Rafay Systems has announced new capabilities that enable enterprise platform teams to provide developer self-service for faster application deployments with the necessary guardrails businesses need.
With these new features, Rafay’s Kubernetes Operations Platform (KOP) offers platform teams the most efficient way to establish Kubernetes standards and practices while enabling developers to innovate.
Today’s enterprise developers want the autonomy to innovate and rapidly deploy their modern applications. Platform teams want standardization and control for repeatability and governance. Finding the right balance between these requirements has been difficult for today’s businesses, until now.
With Rafay, Platform Teams enables development teams to provision clusters using Terraform or GitOps workflows, as well as create and manage namespaces for their teams on dedicated or shared clusters. At the same time, platform teams stay in control with pre-approved and curated cluster plans, centrally defining and enforcing Kubernetes policies, and more. Platform teams also get central visibility, health, and policy violation notifications across the entire Kubernetes fleet.
Developer self-service capabilities replace slow, ticket-based processes to request new infrastructure or access existing infrastructure. As a result, development teams can eliminate the main obstacle to developer productivity: waiting for central IT to provision or provide access to Kubernetes clusters and infrastructure.
According to Lydia Leong, Distinguished Vice President and Analyst at Gartner for Technical Professionals, “self-service — and more broadly, developer control over infrastructure — is not an all-or-nothing proposition. Liability can be distributed throughout the application lifecycle, so you can take advantage of “You build it, you run it” without necessarily parachuting your developers into the wild and uncharted wilderness and wishing them luck surviving because it’s not an infrastructure and operations (I&O) team issue anymore.

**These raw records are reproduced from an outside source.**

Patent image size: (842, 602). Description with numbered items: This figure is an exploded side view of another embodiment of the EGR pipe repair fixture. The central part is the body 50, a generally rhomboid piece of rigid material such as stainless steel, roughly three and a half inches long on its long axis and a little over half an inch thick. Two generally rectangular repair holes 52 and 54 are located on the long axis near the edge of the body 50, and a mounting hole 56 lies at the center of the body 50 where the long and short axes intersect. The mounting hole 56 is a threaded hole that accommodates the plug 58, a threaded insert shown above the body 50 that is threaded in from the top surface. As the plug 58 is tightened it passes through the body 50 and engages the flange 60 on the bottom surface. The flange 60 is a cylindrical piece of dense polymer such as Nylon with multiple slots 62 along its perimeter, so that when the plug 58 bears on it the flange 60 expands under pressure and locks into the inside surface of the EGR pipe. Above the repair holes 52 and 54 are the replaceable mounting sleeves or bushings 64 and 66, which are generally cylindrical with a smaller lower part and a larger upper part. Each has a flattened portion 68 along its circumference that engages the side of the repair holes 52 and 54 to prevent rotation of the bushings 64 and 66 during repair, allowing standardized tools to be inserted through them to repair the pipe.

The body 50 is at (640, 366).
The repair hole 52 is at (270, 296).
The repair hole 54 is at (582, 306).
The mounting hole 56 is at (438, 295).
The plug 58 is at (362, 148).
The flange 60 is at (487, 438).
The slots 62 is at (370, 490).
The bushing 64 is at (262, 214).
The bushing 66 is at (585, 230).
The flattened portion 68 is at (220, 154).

“Platform teams can leverage Rafay’s KOP to create standardized, repeatable automation that developers can use as a service,” said Mohan Atreya, senior vice president of products and services at Rafay. “This allows developers to focus on building transformational products and deploying them to customers faster instead of spending valuable time trying to master the complexities of Kubernetes management and operations.”
Rafay offers companies the following advantages:
- Speed without sacrificing stability: Platform teams that enable application development teams to self-service enable container-based application development. Since all Kubernetes cluster namespaces are created according to predefined standards, Rafay reduces human error, which improves the stability of the underlying Kubernetes cluster.
- Create autonomy while reducing risks: The self-service aspect allows developers to work asynchronously with the appropriate infrastructure configurations and quotas in place. This avoids excessive CPU and memory usage to control costs and avoid a monopoly of Kubernetes cluster resources.
- Accelerate deployments and innovation: By shifting the creation and management of the Kubernetes cluster namespace to the development team, central IT and platform teams are no longer seen as a bottleneck for engineering workflows using Kubernetes . The independence gained by developers allows more time to be spent innovating instead of worrying about infrastructure.
- Flexible multi-location with railing: Establishing quotas and allowing development teams to have self-contained workspaces allows platform teams to reduce overhead and operational costs by leveraging shared clusters between teams with isolation of the ‘workspace. This eliminates the need for platform teams to provision a cluster for each development team, reducing cloud compute costs.
- Hard Multitenancy: Rafay enables platform teams to enable development teams to create and operate multiple clusters to comply with isolation requirements. This enforces tighter ownership lines, reduces infrastructure dependencies, and avoids any negative consequences from other applications or application teams.